25 Now there were twelve thousand persons who had fallen on the same day, from man even to woman, the entire city of Ai.
En het geschiedde, dat allen, die te dien dage vielen, zo mannen als vrouwen, waren twaalf duizend, al te zamen lieden van Ai.
26 Truly Joshua did not draw back his hand, which he had stretched out on high, keeping hold of the shield until all the inhabitants of Ai were put to death.
Jozua trok ook zijn hand niet terug, die hij met de spies had uitgestrekt, totdat hij al de inwoners van Ai verbannen had.
27 Then the sons of Israel divided among themselves the cattle and the plunder of the city, just as the Lord had instructed Joshua.
Alleenlijk roofden de Israelieten voor zichzelven het vee en den buit derzelver stad, naar het woord des HEEREN, dat Hij Jozua geboden had.
28 And he set fire to the city, and he caused it to be a perpetual tomb.
Jozua nu verbrandde Ai, en hij stelde haar tot een eeuwigen hoop, ter verwoesting, tot op dezen dag.
29 Also, he suspended the king on a gallows, until evening and the setting of the sun. And Joshua instructed, and they took down his dead body from the hanging tree. And they cast it at the very entrance of the city, gathering a great pile of stones upon it, which remains even to the present day.
En den koning van Ai hing hij aan een hout, tot aan den avondstond; en omtrent den ondergang der zon gebood Jozua, dat men zijn dood lichaam van het hout afname; en zij wierpen het aan de deur der stadspoort, en richtten daarop een groten steenhoop, zijnde tot op dezen dag.
30 Then Joshua built an altar to the Lord, the God of Israel, on Mount Ebal,
Toen bouwde Jozua een altaar den HEERE, den God van Israel, op den berg Ebal;
31 just as Moses, the servant of the Lord, had instructed to the sons of Israel, and this was written in the book of the law of Moses: truly, an altar of uncut stones, which iron has not touched. And he offered holocausts upon it to the Lord, and he immolated victims as peace-offerings.
Gelijk als Mozes, de knecht des HEEREN, den kinderen Israels geboden had, achtereenvolgens hetgeen geschreven is in het wetboek van Mozes: een altaar van gehele stenen, over dewelke men geen ijzer bewogen had; en daarop offerden zij den HEERE brandofferen; ook offerden zij dankofferen.
32 And he wrote on the stones, the Deuteronomy of the law of Moses, which he had set in order before the sons of Israel.

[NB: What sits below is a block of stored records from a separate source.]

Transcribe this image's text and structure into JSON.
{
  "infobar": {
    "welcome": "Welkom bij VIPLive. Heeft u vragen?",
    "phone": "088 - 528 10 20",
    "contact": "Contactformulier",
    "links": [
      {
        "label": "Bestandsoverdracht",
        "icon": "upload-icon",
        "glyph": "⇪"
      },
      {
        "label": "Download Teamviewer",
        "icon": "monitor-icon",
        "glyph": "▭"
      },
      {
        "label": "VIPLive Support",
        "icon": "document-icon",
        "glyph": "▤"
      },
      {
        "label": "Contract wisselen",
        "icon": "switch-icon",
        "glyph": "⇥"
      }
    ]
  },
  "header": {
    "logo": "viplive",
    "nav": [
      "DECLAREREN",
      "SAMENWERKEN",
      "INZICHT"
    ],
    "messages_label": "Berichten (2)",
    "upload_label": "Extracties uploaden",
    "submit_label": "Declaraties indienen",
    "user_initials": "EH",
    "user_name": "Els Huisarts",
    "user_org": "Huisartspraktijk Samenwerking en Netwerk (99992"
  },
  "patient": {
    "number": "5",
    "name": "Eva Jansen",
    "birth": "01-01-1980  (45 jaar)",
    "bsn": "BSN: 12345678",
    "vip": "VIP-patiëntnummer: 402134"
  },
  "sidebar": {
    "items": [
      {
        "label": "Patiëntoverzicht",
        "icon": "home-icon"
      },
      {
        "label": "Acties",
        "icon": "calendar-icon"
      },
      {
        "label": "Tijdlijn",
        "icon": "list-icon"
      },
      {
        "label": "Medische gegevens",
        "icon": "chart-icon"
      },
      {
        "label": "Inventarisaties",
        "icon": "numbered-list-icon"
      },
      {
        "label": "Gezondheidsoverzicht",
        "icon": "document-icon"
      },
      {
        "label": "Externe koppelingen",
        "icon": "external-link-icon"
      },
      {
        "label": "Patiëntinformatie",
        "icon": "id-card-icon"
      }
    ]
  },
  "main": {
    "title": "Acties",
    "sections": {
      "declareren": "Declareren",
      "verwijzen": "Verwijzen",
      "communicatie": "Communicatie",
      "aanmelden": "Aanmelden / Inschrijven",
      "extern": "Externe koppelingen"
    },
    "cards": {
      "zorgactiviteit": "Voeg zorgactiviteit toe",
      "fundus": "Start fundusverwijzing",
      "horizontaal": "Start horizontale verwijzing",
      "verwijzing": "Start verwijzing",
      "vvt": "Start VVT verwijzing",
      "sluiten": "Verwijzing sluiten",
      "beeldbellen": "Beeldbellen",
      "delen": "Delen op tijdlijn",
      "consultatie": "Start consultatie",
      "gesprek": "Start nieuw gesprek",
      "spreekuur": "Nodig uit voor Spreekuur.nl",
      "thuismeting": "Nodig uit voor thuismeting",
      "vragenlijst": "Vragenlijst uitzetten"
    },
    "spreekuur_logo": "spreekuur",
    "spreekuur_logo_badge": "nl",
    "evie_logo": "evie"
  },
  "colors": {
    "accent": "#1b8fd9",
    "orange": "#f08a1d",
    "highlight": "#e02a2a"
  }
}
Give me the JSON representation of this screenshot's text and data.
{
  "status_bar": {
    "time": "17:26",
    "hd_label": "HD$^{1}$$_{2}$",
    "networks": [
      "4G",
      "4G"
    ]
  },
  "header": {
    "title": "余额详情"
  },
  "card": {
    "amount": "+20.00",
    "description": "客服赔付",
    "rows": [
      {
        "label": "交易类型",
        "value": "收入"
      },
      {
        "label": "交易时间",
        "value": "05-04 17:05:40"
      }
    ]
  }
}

Aldaar schreef hij ook op stenen een dubbel van de wet van Mozes, hetwelk hij geschreven heeft voor het aangezicht der kinderen Israels.
33 Then all the people, and those greater by birth, and the commanders and judges were standing on both sides of the ark, in the sight of the priests who were carrying the ark of the covenant of the Lord, with both the new arrival and the native born, one half part of them beside Mount Gerizim, and one half beside Mount Ebal, just as Moses, the servant of the Lord, had instructed. And first, certainly, he blessed the people of Israel.
En gans Israel met zijn oudsten, en ambtlieden, en zijn rechters, stonden aan deze en aan gene zijde der ark, voor de Levietische priesteren, die de ark des verbonds des HEEREN droegen, zo vreemdelingen als inboorlingen, een helft daarvan tegenover den berg Gerizim, en een helft daarvan tegenover den berg Ebal, gelijk als Mozes, de knecht des HEEREN, bevolen had; om het volk van Israel in het eerst te zegenen.
34 After this, he read all the words of the blessing and the cursing, and all the things that were written in the book of the law.
En daarna las hij overluid al de woorden der wet, de zegening en den vloek, naar alles, wat in het wetboek geschreven staat.
35 He left nothing untouched out of those things that Moses had ordered, and he repeated everything before the entire multitude of Israel, with the women and the little ones, and the new arrivals who were staying among them.
Daar was niet een woord van al hetgeen Mozes geboden had, dat Jozua niet overluid las voor de gehele gemeente van Israel, en de vrouwen, en de kleine kinderen, en de vreemdelingen, die in het midden van hen wandelden.